Je la soumets à votre discernement.
Aux noces de Cana, Jésus dit à Marie :
« Qu’y a-t-il entre moi et toi, femme ? Mon heure n’est pas encore venue. » (Jean 2,4)
À première écoute, ses mots semblent durs.
Mais à l’oreille du cœur, ils deviennent une invitation à contempler son mystère.
Jésus savait.
Il savait que notre Mère intercéderait pour nous tous, sans relâche,
et que cette première demande ne serait pas la dernière.
C’est comme s’il disait :
Je suis Dieu. Tu viens me demander des grâces.
Mais qui es-tu vraiment ?
L’heure de répondre pleinement à tes prières n’est pas encore arrivée.

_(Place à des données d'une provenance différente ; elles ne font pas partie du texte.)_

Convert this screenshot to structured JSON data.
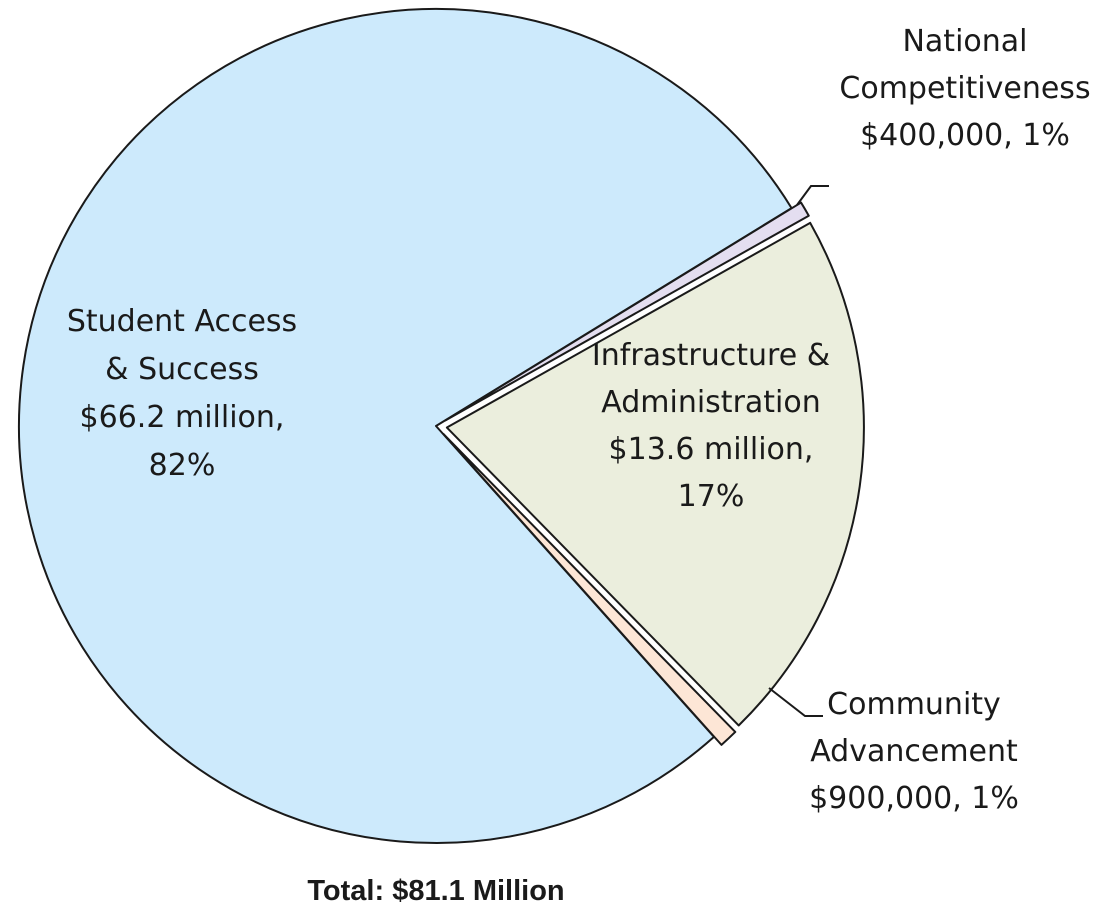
{
  "chart_data": {
    "type": "pie",
    "title": "",
    "total_label": "Total: $81.1 Million",
    "slices": [
      {
        "name": "Student Access & Success",
        "amount_label": "$66.2 million,",
        "percent_label": "82%",
        "value": 66.2,
        "percent": 82,
        "color": "#cdeafc",
        "label_lines": [
          "Student Access",
          "& Success",
          "$66.2 million,",
          "82%"
        ]
      },
      {
        "name": "National Competitiveness",
        "amount_label": "$400,000, 1%",
        "value": 0.4,
        "percent": 1,
        "color": "#e4def0",
        "label_lines": [
          "National",
          "Competitiveness",
          "$400,000, 1%"
        ]
      },
      {
        "name": "Infrastructure & Administration",
        "amount_label": "$13.6 million,",
        "percent_label": "17%",
        "value": 13.6,
        "percent": 17,
        "color": "#ebeedd",
        "label_lines": [
          "Infrastructure &",
          "Administration",
          "$13.6 million,",
          "17%"
        ]
      },
      {
        "name": "Community Advancement",
        "amount_label": "$900,000, 1%",
        "value": 0.9,
        "percent": 1,
        "color": "#fde6d6",
        "label_lines": [
          "Community",
          "Advancement",
          "$900,000, 1%"
        ]
      }
    ],
    "outline_color": "#1a1a1a"
  }
}
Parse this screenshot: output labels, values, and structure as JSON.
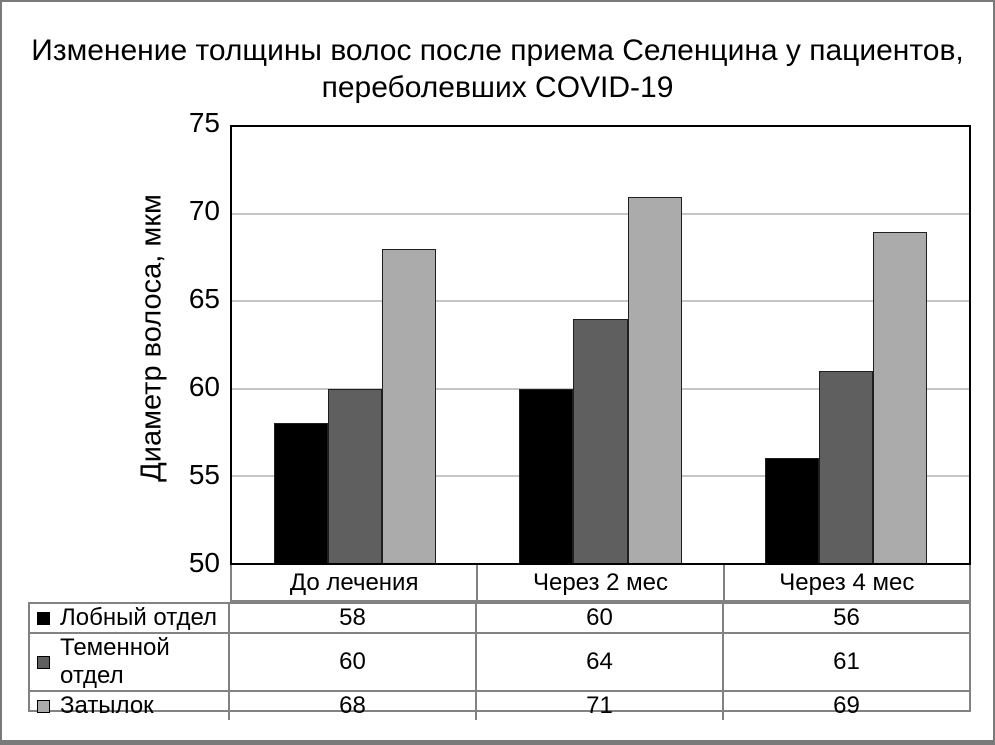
{
  "chart_data": {
    "type": "bar",
    "title": "Изменение толщины волос после приема Селенцина у пациентов, переболевших COVID-19",
    "title_lines": [
      "Изменение толщины волос после приема Селенцина у пациентов,",
      "переболевших COVID-19"
    ],
    "ylabel": "Диаметр волоса, мкм",
    "ylim": [
      50,
      75
    ],
    "yticks": [
      75,
      70,
      65,
      60,
      55,
      50
    ],
    "grid": "horizontal",
    "legend_position": "table-left",
    "categories": [
      "До лечения",
      "Через 2 мес",
      "Через 4 мес"
    ],
    "series": [
      {
        "name": "Лобный отдел",
        "color": "#000000",
        "values": [
          58,
          60,
          56
        ]
      },
      {
        "name": "Теменной отдел",
        "color": "#5f5f5f",
        "values": [
          60,
          64,
          61
        ]
      },
      {
        "name": "Затылок",
        "color": "#ababab",
        "values": [
          68,
          71,
          69
        ]
      }
    ]
  }
}
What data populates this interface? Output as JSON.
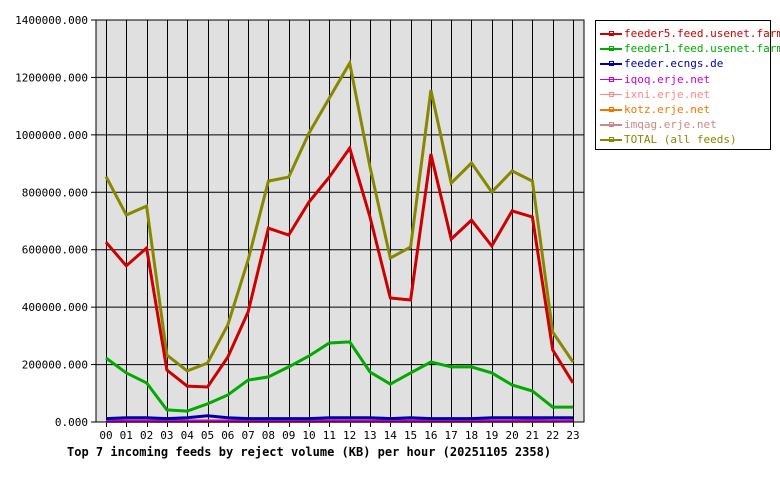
{
  "chart_data": {
    "type": "line",
    "title": "Top 7 incoming feeds by reject volume (KB) per hour (20251105 2358)",
    "xlabel": "",
    "ylabel": "",
    "ylim": [
      0,
      1400000
    ],
    "grid": true,
    "legend_position": "right",
    "y_ticks": [
      "0.000",
      "200000.000",
      "400000.000",
      "600000.000",
      "800000.000",
      "1000000.000",
      "1200000.000",
      "1400000.000"
    ],
    "categories": [
      "00",
      "01",
      "02",
      "03",
      "04",
      "05",
      "06",
      "07",
      "08",
      "09",
      "10",
      "11",
      "12",
      "13",
      "14",
      "15",
      "16",
      "17",
      "18",
      "19",
      "20",
      "21",
      "22",
      "23"
    ],
    "series": [
      {
        "name": "feeder5.feed.usenet.farm",
        "color": "#cc0000",
        "values": [
          626000,
          544000,
          606000,
          181000,
          125000,
          122000,
          226000,
          383000,
          675000,
          651000,
          766000,
          853000,
          954000,
          714000,
          432000,
          425000,
          933000,
          637000,
          703000,
          613000,
          735000,
          714000,
          251000,
          136000
        ]
      },
      {
        "name": "feeder1.feed.usenet.farm",
        "color": "#00aa00",
        "values": [
          223000,
          171000,
          136000,
          42000,
          38000,
          63000,
          94000,
          146000,
          157000,
          192000,
          230000,
          275000,
          279000,
          174000,
          132000,
          171000,
          209000,
          192000,
          192000,
          171000,
          129000,
          108000,
          52000,
          52000
        ]
      },
      {
        "name": "feeder.ecngs.de",
        "color": "#0000aa",
        "values": [
          12000,
          15000,
          15000,
          12000,
          15000,
          22000,
          15000,
          12000,
          12000,
          12000,
          12000,
          15000,
          15000,
          15000,
          12000,
          15000,
          12000,
          12000,
          12000,
          15000,
          15000,
          15000,
          15000,
          15000
        ]
      },
      {
        "name": "iqoq.erje.net",
        "color": "#cc00cc",
        "values": [
          3000,
          3000,
          3000,
          3000,
          3000,
          3000,
          3000,
          3000,
          3000,
          3000,
          3000,
          3000,
          3000,
          3000,
          3000,
          3000,
          3000,
          3000,
          3000,
          3000,
          3000,
          7000,
          3000,
          3000
        ]
      },
      {
        "name": "ixni.erje.net",
        "color": "#ff8888",
        "values": [
          4000,
          4000,
          4000,
          4000,
          4000,
          4000,
          4000,
          4000,
          4000,
          4000,
          4000,
          4000,
          4000,
          4000,
          4000,
          4000,
          4000,
          4000,
          4000,
          4000,
          4000,
          4000,
          4000,
          4000
        ]
      },
      {
        "name": "kotz.erje.net",
        "color": "#ee7700",
        "values": [
          2000,
          2000,
          2000,
          2000,
          2000,
          2000,
          2000,
          2000,
          2000,
          2000,
          2000,
          2000,
          2000,
          2000,
          2000,
          2000,
          2000,
          2000,
          2000,
          2000,
          2000,
          2000,
          2000,
          6000
        ]
      },
      {
        "name": "imqag.erje.net",
        "color": "#cc8888",
        "values": [
          4000,
          4000,
          4000,
          4000,
          4000,
          4000,
          4000,
          4000,
          4000,
          4000,
          4000,
          4000,
          4000,
          4000,
          4000,
          4000,
          4000,
          4000,
          4000,
          4000,
          4000,
          4000,
          4000,
          4000
        ]
      },
      {
        "name": "TOTAL (all feeds)",
        "color": "#888800",
        "values": [
          855000,
          721000,
          752000,
          233000,
          178000,
          205000,
          338000,
          564000,
          839000,
          853000,
          1006000,
          1128000,
          1250000,
          888000,
          571000,
          609000,
          1156000,
          832000,
          902000,
          801000,
          874000,
          839000,
          313000,
          209000
        ]
      }
    ]
  },
  "legend": {
    "items": [
      {
        "label": "feeder5.feed.usenet.farm",
        "color": "#cc0000"
      },
      {
        "label": "feeder1.feed.usenet.farm",
        "color": "#00aa00"
      },
      {
        "label": "feeder.ecngs.de",
        "color": "#0000aa"
      },
      {
        "label": "iqoq.erje.net",
        "color": "#cc00cc"
      },
      {
        "label": "ixni.erje.net",
        "color": "#ff8888"
      },
      {
        "label": "kotz.erje.net",
        "color": "#ee7700"
      },
      {
        "label": "imqag.erje.net",
        "color": "#cc8888"
      },
      {
        "label": "TOTAL (all feeds)",
        "color": "#888800"
      }
    ]
  },
  "colors": {
    "plot_bg": "#e0e0e0",
    "grid": "#000000"
  }
}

Le texte nous questionne :
qui est-elle exactement ?
Et puis vient la Croix.
Jésus la regarde et dit :
« Femme, voici ton fils »
« Voici ta mère. » (Jean 19,26-27)
À cet instant, tout s’éclaire :
Marie devient
Notre Mère à toutes et à tous,
et son intercession prend toute sa dimension universelle.
Selon cette lecture, l’identité de Notre Mère est donc posée dès le début aux noces de Cana.
Le mot « femme » (γύναι) est le lien secret entre Cana et la Croix.
Femme, qui es-tu ?
Tu es la Mère de tous ces enfants.
L’Évangile selon saint Jean est vraiment magnifique je trouve.